Advances in dental research

PubMedID: 11276737

Henry PJ. Clinical experiences with dental implants. Adv Dent Res. 1999;13147-52.
The clinical utilization of dental implants has accelerated in recent years, and new applications continue to emerge. Concomitantly, alternative implant systems have introduced conceptually different approaches to treatment using altered protocols. The purpose of this paper is to address some of the background issues pertinent to the long-term success, survival, safety, and effectiveness of these devices.
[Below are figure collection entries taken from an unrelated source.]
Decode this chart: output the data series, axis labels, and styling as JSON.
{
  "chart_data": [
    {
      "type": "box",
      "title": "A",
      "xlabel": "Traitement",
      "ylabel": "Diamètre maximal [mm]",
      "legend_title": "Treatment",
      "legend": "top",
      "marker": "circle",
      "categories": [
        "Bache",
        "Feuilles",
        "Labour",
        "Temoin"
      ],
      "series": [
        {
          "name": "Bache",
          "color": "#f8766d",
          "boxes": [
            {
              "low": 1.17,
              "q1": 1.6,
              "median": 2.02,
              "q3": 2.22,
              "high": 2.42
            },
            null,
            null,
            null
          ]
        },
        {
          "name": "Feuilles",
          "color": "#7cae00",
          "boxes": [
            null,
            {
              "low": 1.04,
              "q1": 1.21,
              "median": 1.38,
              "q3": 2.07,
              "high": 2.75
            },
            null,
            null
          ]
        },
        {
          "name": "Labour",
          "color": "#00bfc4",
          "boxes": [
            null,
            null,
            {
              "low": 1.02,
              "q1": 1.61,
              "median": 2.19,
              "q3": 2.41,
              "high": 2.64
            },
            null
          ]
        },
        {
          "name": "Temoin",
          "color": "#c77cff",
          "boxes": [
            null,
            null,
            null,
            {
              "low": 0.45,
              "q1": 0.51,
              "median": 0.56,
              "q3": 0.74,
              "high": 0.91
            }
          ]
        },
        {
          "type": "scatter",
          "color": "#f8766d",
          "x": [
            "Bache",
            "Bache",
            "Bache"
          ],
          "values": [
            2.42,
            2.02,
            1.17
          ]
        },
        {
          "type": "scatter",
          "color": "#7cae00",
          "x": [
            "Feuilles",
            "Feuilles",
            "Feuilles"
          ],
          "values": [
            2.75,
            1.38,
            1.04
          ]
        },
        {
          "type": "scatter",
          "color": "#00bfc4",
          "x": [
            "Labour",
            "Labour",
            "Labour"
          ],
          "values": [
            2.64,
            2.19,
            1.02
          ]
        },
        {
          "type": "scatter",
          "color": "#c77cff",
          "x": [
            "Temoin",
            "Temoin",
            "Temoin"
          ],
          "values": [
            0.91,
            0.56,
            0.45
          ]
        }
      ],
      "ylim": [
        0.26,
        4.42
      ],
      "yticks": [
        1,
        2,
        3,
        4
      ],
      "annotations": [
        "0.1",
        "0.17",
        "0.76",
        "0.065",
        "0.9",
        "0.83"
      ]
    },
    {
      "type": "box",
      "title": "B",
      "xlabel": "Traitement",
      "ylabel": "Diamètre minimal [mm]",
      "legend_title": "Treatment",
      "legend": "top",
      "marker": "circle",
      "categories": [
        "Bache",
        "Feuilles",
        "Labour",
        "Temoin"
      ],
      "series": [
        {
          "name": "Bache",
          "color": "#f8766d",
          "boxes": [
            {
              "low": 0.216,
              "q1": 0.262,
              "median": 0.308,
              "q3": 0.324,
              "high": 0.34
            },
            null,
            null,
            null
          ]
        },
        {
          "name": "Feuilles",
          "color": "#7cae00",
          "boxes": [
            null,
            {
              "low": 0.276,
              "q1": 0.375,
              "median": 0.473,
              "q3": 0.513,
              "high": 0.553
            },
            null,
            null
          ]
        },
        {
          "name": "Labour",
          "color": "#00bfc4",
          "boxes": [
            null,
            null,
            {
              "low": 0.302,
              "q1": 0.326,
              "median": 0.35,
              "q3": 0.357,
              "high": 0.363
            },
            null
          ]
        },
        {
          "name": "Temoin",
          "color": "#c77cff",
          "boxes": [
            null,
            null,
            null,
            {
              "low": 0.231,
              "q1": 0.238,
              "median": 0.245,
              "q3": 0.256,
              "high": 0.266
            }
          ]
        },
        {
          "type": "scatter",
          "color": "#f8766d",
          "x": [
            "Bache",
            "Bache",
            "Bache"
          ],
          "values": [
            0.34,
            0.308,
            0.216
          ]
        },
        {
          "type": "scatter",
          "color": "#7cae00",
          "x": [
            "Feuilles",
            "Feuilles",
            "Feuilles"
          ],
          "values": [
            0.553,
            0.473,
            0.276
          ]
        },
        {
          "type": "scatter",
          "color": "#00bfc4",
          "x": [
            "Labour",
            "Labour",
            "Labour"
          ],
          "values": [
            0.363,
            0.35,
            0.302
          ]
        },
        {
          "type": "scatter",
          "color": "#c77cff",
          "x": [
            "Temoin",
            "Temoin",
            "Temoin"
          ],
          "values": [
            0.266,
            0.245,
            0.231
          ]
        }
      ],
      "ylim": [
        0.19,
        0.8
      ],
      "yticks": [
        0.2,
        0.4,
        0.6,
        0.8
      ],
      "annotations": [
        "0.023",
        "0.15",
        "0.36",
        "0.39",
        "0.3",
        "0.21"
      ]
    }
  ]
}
The requirements for clinical acceptance of implants are controlled initially by regulatory bodies; however, the dentist eventually must make a decision on which type of implant should be used in clinical practice. This clinical decision-making process should involve the strategy of using an evidence-based approach to ensure quality of care and reduction of liability for negligent care. This is particularly the case when treatment is undertaken in identified high-risk categories. While short- to medium-term data have been accumulated on the success rates of several implant systems, it is apparent that long-term data comparing and contrasting the various advantages and disadvantages of different systems do not exist, and adequate criteria applicable to the collective clinical experience need to be defined. Expanding areas of application are dependent on continuous improvements in implant hardware, surgical protocol development, and rationalized osteopromotive and site installation augmentation technology. Many treatment endeavors are still largely at the pilot study level of development, and long-term prospective clinical trials on large numbers of patients are required to document results adequately and to elucidate the most likely productive areas for future investigation.